— Дай-ка я тебя разгляжу, — говорю я, стоя на коленях между разбросанных ног Лизоньки, — какая ты. Ну-ка, ну-ка.
— Не надо! Не хочу! Давай быстро! Бабуля, — тянет меня к себе Лиза.
— Погоди. Это что за пятно?
— Где?
— А вот на груди, у соска.
— Дурачок! Всегда было. Ну, иди.
— Погоди! А это что такое?
— Где?
— На бедре, вот. Темное.
— Ударилась, наверно. Ну иди же!
— Ой ли, Семенова? Ударилась ли?
— Слушай, садист, я сейчас уйду! — вскипает Лизонька.
— Еще чего! — пугаюсь я.
— Без всяких штучек сегодня. Дай мне. Я сама. Вот так.
— Узнаешь его?
— Да-а.
— Ну, поздоровайся. Он любит.
— Глупый, молчи! Нет, говори!
— Он у меня подрос, — хвалюсь я. — Соскучился, у-у!
— Правда? Не врешь?
— Что ты, что ты, милая!
— Я тебя ждала. Без тебя плохо. Ты меня приучил. Поцелуй в грудь. Почему не целуешь?
— Смотрю. Любуюсь. У-у!
— Я красивая?
— Чудо ты, чудо.
— А ты старый, гадкий, любимый. Я тебя убью, — бредит Лиза.
— Не надо.
— Убью.
— Не надо.
— Знал бы ты… о-о! Сильней, не бойся! О-о! Бабуля моя!.. Юрка!..
— Тише, солнышко.
— Если я забеременею, у меня вырастет живот.
— Что ты! Неужели?
— Да, пузо, пузо! Я не хочу!
— Ну, и не надо.
— Я, Юрка… о-о!.. хочу забеременеть.
— Ну, тогда что ж… у-у!.. действуй.
— Урод!
— Кто-о?
— Он!
— Почему? — не понимаю я.
— Громила! бабуля!.. Юрка! Сделай мне больно!
— Нет. Не буду.
— Сделай!
— Нет. Не умею.
— Посмей только сделать мне больно! Я люблю, когда ты нежный. Я тебя хочу. А ты?
— Тоже.
— Юрка, какая я блядь!
— Что ты!
— Послушай, я не хочу в Москву. Хочешь, переведусь на заочный? Приеду сюда.
— Хочу. Очень.
— Хочешь?
— Хочу.
— Значит, так, — вдруг здраво говорит она, открывая глаза и невидяще глядя. — Ты меня совсем измучил. Не стыдно тебе?
Прервав постанывания, я хохочу, а Лизонька жалко и нежно улыбается.

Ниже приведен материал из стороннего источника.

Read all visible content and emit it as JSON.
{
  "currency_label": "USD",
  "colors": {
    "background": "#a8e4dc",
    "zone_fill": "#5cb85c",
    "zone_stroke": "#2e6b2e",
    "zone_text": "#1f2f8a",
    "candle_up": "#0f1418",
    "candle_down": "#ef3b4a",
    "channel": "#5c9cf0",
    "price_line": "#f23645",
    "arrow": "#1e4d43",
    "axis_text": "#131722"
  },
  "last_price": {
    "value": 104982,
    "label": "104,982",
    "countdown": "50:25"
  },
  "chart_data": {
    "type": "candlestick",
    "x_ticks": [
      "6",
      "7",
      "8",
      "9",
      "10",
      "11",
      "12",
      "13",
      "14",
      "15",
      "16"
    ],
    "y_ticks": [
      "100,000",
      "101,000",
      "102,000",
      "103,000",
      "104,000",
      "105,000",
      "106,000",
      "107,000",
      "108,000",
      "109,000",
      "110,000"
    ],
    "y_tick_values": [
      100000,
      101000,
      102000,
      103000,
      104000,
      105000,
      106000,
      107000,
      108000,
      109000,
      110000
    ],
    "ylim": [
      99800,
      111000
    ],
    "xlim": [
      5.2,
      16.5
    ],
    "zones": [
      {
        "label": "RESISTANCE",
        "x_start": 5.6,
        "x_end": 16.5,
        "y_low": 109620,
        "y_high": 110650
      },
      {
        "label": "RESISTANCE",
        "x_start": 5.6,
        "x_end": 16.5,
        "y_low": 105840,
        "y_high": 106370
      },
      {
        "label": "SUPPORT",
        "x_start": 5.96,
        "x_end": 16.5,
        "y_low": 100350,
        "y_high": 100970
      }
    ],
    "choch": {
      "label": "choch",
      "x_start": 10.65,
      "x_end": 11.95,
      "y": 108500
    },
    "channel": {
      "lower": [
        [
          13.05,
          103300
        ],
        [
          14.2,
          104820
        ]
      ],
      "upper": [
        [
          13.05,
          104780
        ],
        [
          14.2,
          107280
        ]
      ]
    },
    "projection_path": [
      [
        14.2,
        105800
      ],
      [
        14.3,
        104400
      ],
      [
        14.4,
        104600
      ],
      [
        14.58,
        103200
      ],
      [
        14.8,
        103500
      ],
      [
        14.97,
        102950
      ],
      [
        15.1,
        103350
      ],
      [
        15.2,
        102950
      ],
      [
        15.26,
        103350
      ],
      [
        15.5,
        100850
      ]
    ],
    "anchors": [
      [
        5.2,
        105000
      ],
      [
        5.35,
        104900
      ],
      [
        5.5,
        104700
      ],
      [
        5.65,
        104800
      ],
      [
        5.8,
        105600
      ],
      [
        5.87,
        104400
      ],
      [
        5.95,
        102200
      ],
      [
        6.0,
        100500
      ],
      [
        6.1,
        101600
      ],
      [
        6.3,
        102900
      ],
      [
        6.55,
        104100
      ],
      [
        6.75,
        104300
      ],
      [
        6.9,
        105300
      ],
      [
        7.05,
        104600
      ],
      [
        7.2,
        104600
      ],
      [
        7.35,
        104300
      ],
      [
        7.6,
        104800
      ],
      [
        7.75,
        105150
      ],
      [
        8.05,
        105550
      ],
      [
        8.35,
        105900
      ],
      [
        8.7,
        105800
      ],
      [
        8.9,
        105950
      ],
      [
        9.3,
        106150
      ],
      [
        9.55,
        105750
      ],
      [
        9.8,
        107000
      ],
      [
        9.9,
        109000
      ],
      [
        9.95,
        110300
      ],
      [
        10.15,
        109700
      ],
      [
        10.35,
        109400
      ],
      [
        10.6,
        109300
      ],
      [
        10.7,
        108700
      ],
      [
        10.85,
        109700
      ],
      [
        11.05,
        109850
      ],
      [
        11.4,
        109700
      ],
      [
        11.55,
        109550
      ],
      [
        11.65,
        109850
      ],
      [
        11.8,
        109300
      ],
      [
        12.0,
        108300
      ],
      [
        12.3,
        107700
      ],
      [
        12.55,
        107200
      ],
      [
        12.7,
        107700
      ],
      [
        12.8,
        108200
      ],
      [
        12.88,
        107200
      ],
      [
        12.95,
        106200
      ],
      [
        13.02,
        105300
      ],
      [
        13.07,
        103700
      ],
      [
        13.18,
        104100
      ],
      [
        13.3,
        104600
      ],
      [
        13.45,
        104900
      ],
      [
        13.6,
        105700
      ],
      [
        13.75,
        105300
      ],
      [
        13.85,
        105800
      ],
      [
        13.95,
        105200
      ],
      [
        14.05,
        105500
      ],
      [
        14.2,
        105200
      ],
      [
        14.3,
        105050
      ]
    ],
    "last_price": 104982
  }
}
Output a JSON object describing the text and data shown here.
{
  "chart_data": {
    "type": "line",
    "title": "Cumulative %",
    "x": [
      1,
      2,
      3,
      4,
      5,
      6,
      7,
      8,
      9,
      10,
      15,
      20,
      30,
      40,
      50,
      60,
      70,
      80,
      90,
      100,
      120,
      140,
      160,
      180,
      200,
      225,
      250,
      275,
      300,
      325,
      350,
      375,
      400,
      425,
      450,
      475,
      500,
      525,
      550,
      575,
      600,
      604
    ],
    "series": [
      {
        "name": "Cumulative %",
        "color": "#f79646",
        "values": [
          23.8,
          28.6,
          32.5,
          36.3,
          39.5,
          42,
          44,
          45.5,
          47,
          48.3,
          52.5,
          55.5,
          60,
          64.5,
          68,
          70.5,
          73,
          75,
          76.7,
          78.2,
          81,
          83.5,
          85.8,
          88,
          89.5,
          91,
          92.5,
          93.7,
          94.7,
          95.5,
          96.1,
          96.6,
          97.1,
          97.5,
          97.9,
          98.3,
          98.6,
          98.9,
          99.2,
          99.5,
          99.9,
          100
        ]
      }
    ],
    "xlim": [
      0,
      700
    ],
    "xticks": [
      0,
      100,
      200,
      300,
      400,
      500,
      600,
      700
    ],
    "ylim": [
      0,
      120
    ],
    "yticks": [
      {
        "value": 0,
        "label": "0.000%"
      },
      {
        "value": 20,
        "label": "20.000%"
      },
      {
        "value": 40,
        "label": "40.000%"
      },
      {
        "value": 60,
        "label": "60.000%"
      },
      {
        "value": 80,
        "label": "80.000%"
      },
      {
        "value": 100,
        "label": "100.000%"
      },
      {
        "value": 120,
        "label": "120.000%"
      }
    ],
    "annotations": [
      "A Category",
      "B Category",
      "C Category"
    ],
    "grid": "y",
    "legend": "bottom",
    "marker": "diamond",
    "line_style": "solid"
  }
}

Затем мы продолжаем. Я представляю аудитории Володю Рачительного как поэта перво-наперво и еще как издателя. Высокий, остробородый, мужественный Володя производит, вставая, благоприятное впечатление на рыбообработчиц — ему заранее аплодируют, и правильно. Вообще, мы все нравимся этим изработавшимся, ломовым женщинам; от нас, видимо, разносятся по Красному уголку живые мужские токи. Ясно, что наша троица хоть и кормится странным отвлеченным трудом, проживает все-таки не в башнях из слоновой кости, куда грубые звуки жизни не долетают, а в близком с ними соседстве, в рабочих низинах, и, судя по всему, простые земные желания нам не чужды. Пусть этот остробородый читает что-то мудреное о какой-то Элладе, золотом сне человечества, — видно же, что производитель он еще тот, племенной, и, дай ему волю, многих бы тут испортил, стихотворец! Да и двум другим тоже палец в рот не клади — вишь, как зырят, шепчутся, усмехаются! Неплохие мужики, простецкие, свойские. Так они, наверно, думают, наши слушательницы.
А Лизонька моя что думает, то и говорит. Диалог наш то есть продолжается.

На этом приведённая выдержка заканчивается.